Stochastic differential equations for models of non-relativistic matter interacting with quantized radiation fields
成果类型:
Article
署名作者:
Gueneysu, B.; Matte, O.; Moller, J. S.
署名单位:
Humboldt University of Berlin; Aarhus University
刊物名称:
PROBABILITY THEORY AND RELATED FIELDS
ISSN/ISSBN:
0178-8051
DOI:
10.1007/s00440-016-0694-4
发表日期:
2017
页码:
817-915
关键词:
pauli-fierz model
quantum electrodynamics
self-adjointness
ground-states
schrodinger semigroups
coupling-constants
hamiltonians
摘要:
We discuss Hilbert space-valued stochastic differential equations associated with the heat semi-groups of the standard model of non-relativistic quantum electrodynamics and of corresponding fiber Hamiltonians for translation invariant systems. In particular, we prove the existence of a stochastic flow satisfying the strong Markov property and the Feller property.
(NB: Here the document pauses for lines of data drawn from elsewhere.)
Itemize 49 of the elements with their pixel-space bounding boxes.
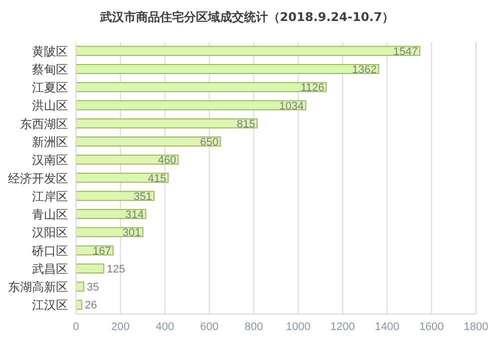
bar (76, 263, 104, 274)
data-label: 35 (86, 282, 100, 294)
bar (76, 136, 221, 147)
bar (76, 190, 154, 201)
bar (76, 82, 327, 92)
y-tick-label: 武昌区 (32, 262, 68, 276)
data-label: 650 (200, 136, 218, 149)
x-tick-label: 1200 (330, 320, 355, 333)
x-tick-label: 1800 (464, 320, 488, 333)
x-tick-label: 1600 (419, 320, 444, 333)
x-tick-label: 1400 (374, 320, 400, 333)
x-tick-label: 1000 (286, 320, 310, 333)
data-label: 815 (236, 118, 256, 130)
y-tick-label: 江夏区 (32, 80, 68, 95)
bar (76, 172, 169, 183)
bar (76, 100, 306, 110)
y-tick-label: 东西湖区 (20, 116, 68, 131)
data-label: 167 (92, 245, 112, 258)
y-tick-label: 黄陂区 (32, 44, 68, 58)
y-tick-label: 东湖高新区 (8, 280, 68, 294)
y-tick-label: 洪山区 (32, 98, 68, 113)
x-tick-label: 200 (111, 320, 130, 333)
data-label: 1034 (279, 100, 304, 112)
data-label: 26 (84, 300, 98, 312)
y-tick-label: 江岸区 (32, 189, 68, 204)
bar (76, 282, 84, 292)
data-label: 1362 (352, 64, 377, 76)
y-tick-label: 汉阳区 (32, 226, 68, 240)
chart-title: 武汉市商品住宅分区域成交统计（2018.9.24-10.7） (98, 9, 396, 26)
data-label: 125 (106, 263, 126, 276)
x-tick-label: 600 (200, 320, 219, 333)
bar (76, 46, 420, 56)
data-label: 351 (134, 190, 152, 203)
y-tick-label: 青山区 (32, 208, 68, 222)
data-label: 1547 (393, 46, 418, 58)
x-tick-label: 400 (156, 320, 174, 333)
data-label: 415 (148, 172, 166, 185)
data-label: 301 (122, 227, 141, 240)
y-tick-label: 蔡甸区 (32, 62, 68, 76)
x-tick-label: 800 (244, 320, 263, 333)
y-tick-label: 新洲区 (32, 134, 68, 149)
bar (76, 300, 82, 310)
bar (76, 118, 258, 128)
y-tick-label: 江汉区 (32, 298, 68, 312)
y-tick-label: 经济开发区 (8, 171, 68, 186)
x-tick-label: 0 (72, 320, 80, 333)
y-tick-label: 硚口区 (31, 244, 68, 258)
bar (76, 64, 380, 74)
y-tick-label: 汉南区 (32, 153, 68, 168)
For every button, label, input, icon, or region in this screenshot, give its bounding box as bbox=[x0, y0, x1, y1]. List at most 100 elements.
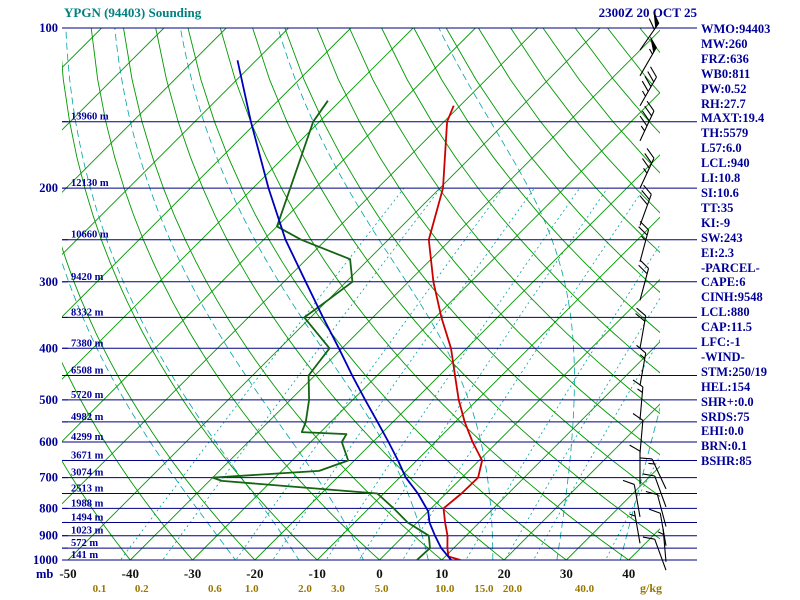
temp-tick-label: 0 bbox=[376, 566, 383, 581]
mixing-ratio-label: 0.6 bbox=[208, 583, 222, 595]
dry-adiabat-line bbox=[284, 28, 660, 497]
barb-full bbox=[640, 457, 653, 460]
moist-adiabat-line bbox=[114, 28, 364, 560]
height-label: 4299 m bbox=[71, 432, 104, 443]
stat-line: SHR+:0.0 bbox=[701, 394, 754, 409]
temp-tick-label: -30 bbox=[184, 566, 201, 581]
barb-full bbox=[644, 76, 652, 87]
wind-barb bbox=[639, 12, 660, 51]
height-label: 7380 m bbox=[71, 338, 104, 349]
stat-line: -PARCEL- bbox=[701, 260, 760, 275]
stat-line: LCL:880 bbox=[701, 305, 750, 320]
temperature-curve bbox=[427, 105, 484, 560]
barb-full bbox=[639, 259, 649, 269]
isotherm-line bbox=[62, 28, 352, 318]
isotherm-line bbox=[254, 154, 660, 560]
dry-adiabat-line bbox=[381, 28, 660, 374]
stat-line: EHI:0.0 bbox=[701, 424, 744, 439]
barb-full bbox=[641, 110, 650, 122]
mixing-unit-label: g/kg bbox=[640, 581, 662, 595]
wind-barb bbox=[648, 508, 667, 546]
dry-adiabat-line bbox=[445, 28, 660, 293]
barb-half bbox=[640, 125, 646, 132]
wind-barb bbox=[642, 536, 667, 571]
wind-barb bbox=[639, 148, 655, 189]
isotherm-line bbox=[566, 465, 660, 560]
stat-line: CINH:9548 bbox=[701, 290, 763, 305]
mixing-ratio-label: 0.1 bbox=[93, 583, 107, 595]
mixing-ratio-label: 0.2 bbox=[135, 583, 149, 595]
wind-barb bbox=[642, 473, 667, 508]
mixing-ratio-label: 3.0 bbox=[331, 583, 345, 595]
wind-barb bbox=[639, 100, 655, 142]
isotherm-line bbox=[503, 403, 660, 560]
dewpoint-curve bbox=[211, 100, 431, 560]
chart-datetime: 2300Z 20 OCT 25 bbox=[598, 5, 697, 20]
moist-adiabat-line bbox=[62, 261, 236, 560]
stat-line: WMO:94403 bbox=[701, 22, 771, 36]
wind-barb bbox=[635, 307, 647, 349]
height-label: 3671 m bbox=[71, 450, 104, 461]
moist-adiabat-line bbox=[277, 28, 494, 560]
stat-line: MAXT:19.4 bbox=[701, 111, 765, 126]
isotherm-line bbox=[192, 91, 660, 560]
wind-barb bbox=[639, 66, 657, 107]
mixing-ratio-line bbox=[272, 187, 535, 560]
wind-barb bbox=[636, 344, 647, 386]
height-label: 13960 m bbox=[71, 112, 109, 123]
stat-line: LI:10.8 bbox=[701, 171, 741, 186]
stat-line: SW:243 bbox=[701, 230, 743, 245]
barb-full bbox=[645, 490, 658, 496]
pressure-unit-label: mb bbox=[36, 567, 53, 581]
stat-line: CAP:11.5 bbox=[701, 320, 753, 335]
pressure-tick-label: 100 bbox=[39, 21, 58, 35]
wind-barbs bbox=[622, 12, 667, 571]
mixing-ratio-label: 2.0 bbox=[298, 583, 312, 595]
barb-full bbox=[629, 444, 641, 452]
dry-adiabat-line bbox=[187, 28, 568, 560]
height-label: 12130 m bbox=[71, 178, 109, 189]
height-label: 1023 m bbox=[71, 526, 104, 537]
height-label: 4982 m bbox=[71, 412, 104, 423]
wind-barb bbox=[632, 379, 644, 420]
wind-barb bbox=[638, 259, 650, 301]
barb-full bbox=[646, 100, 655, 112]
isotherm-line bbox=[129, 29, 660, 560]
stat-line: FRZ:636 bbox=[701, 51, 749, 66]
stat-line: PW:0.52 bbox=[701, 81, 747, 96]
stat-line: TH:5579 bbox=[701, 126, 749, 141]
mixing-ratio-label: 1.0 bbox=[245, 583, 259, 595]
pressure-tick-label: 400 bbox=[39, 341, 58, 355]
height-label: 2513 m bbox=[71, 484, 104, 495]
temp-tick-label: -10 bbox=[309, 566, 326, 581]
temp-tick-label: 10 bbox=[435, 566, 448, 581]
barb-full bbox=[636, 344, 647, 354]
barb-full bbox=[643, 184, 652, 195]
barb-full bbox=[636, 307, 647, 317]
height-label: 1988 m bbox=[71, 498, 104, 509]
pressure-tick-label: 200 bbox=[39, 181, 58, 195]
stat-line: BSHR:85 bbox=[701, 454, 752, 469]
stat-line: BRN:0.1 bbox=[701, 439, 748, 454]
isotherm-line bbox=[62, 28, 165, 131]
wind-barb bbox=[640, 457, 667, 490]
barb-full bbox=[641, 190, 650, 200]
barb-full bbox=[641, 158, 650, 169]
mixing-ratio-line bbox=[325, 187, 581, 560]
temp-tick-label: -40 bbox=[122, 566, 139, 581]
wind-barb bbox=[639, 184, 652, 226]
wind-barb bbox=[629, 444, 641, 485]
height-label: 6508 m bbox=[71, 366, 104, 377]
stat-line: HEL:154 bbox=[701, 379, 751, 394]
temp-tick-label: 20 bbox=[498, 566, 511, 581]
barb-full bbox=[646, 148, 655, 159]
dry-adiabat-line bbox=[62, 460, 131, 560]
barb-full bbox=[641, 80, 649, 92]
mixing-ratio-line bbox=[162, 187, 441, 560]
barb-full bbox=[644, 153, 653, 164]
dry-adiabat-line bbox=[62, 246, 256, 560]
stat-line: L57:6.0 bbox=[701, 141, 742, 156]
temp-tick-label: 30 bbox=[560, 566, 573, 581]
isotherm-line bbox=[379, 278, 660, 560]
barb-full bbox=[632, 413, 644, 421]
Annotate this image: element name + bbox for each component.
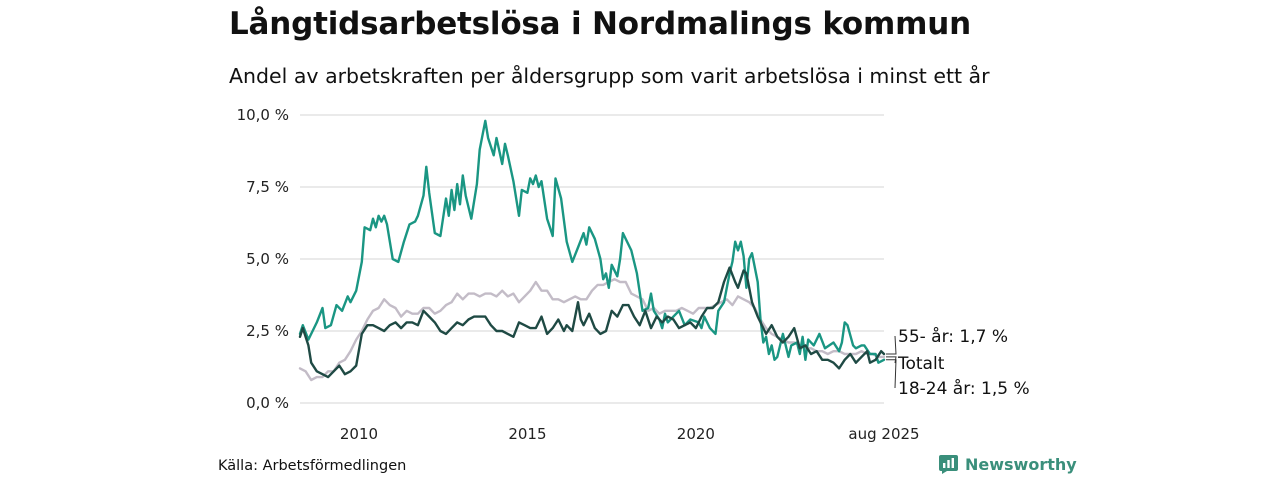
newsworthy-logo-icon — [939, 455, 958, 474]
x-tick-label: 2010 — [340, 425, 378, 443]
series-line-total — [298, 278, 886, 382]
y-tick-label: 10,0 % — [237, 106, 289, 124]
label-leader-line — [886, 335, 897, 355]
y-tick-label: 7,5 % — [246, 178, 289, 196]
series-line-18-24 — [298, 119, 886, 364]
y-tick-label: 0,0 % — [246, 394, 289, 412]
series-lines — [298, 119, 886, 382]
series-line-55 — [298, 266, 886, 379]
brand[interactable]: Newsworthy — [939, 455, 1077, 474]
series-end-labels: 55- år: 1,7 % Totalt 18-24 år: 1,5 % — [886, 326, 1030, 399]
x-tick-label: 2020 — [677, 425, 715, 443]
y-axis-tick-labels: 0,0 % 2,5 % 5,0 % 7,5 % 10,0 % — [237, 106, 289, 412]
series-end-label: 18-24 år: 1,5 % — [898, 378, 1030, 399]
brand-name: Newsworthy — [965, 455, 1077, 474]
chart-title: Långtidsarbetslösa i Nordmalings kommun — [229, 6, 971, 42]
y-tick-label: 5,0 % — [246, 250, 289, 268]
series-end-label: 55- år: 1,7 % — [898, 326, 1008, 347]
grid-lines — [300, 114, 884, 404]
label-leader-line — [886, 356, 897, 364]
series-end-label: Totalt — [897, 354, 945, 374]
label-leader-line — [886, 359, 897, 389]
x-tick-label: aug 2025 — [848, 425, 919, 443]
chart-subtitle: Andel av arbetskraften per åldersgrupp s… — [229, 64, 990, 88]
x-axis-tick-labels: 2010 2015 2020 aug 2025 — [340, 425, 920, 443]
y-tick-label: 2,5 % — [246, 322, 289, 340]
x-tick-label: 2015 — [508, 425, 546, 443]
source-note: Källa: Arbetsförmedlingen — [218, 458, 407, 474]
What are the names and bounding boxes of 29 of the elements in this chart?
To this end we employ an explicit solution ansatz. In the matrix-valued case, i.e., if the electron spin is taken into account, it is given by a series of operator-valued time-ordered integrals, whose integrands are factorized into annihilation, preservation, creation, and scalar parts. The Feynman-Kac formula implied by these results is new in the matrix-valued case. Furthermore, we discuss stochastic differential equations and Feynman-Kac representations for an operator-valued integral kernel of the semi-group. As a byproduct we obtain analogous results for Nelson's model.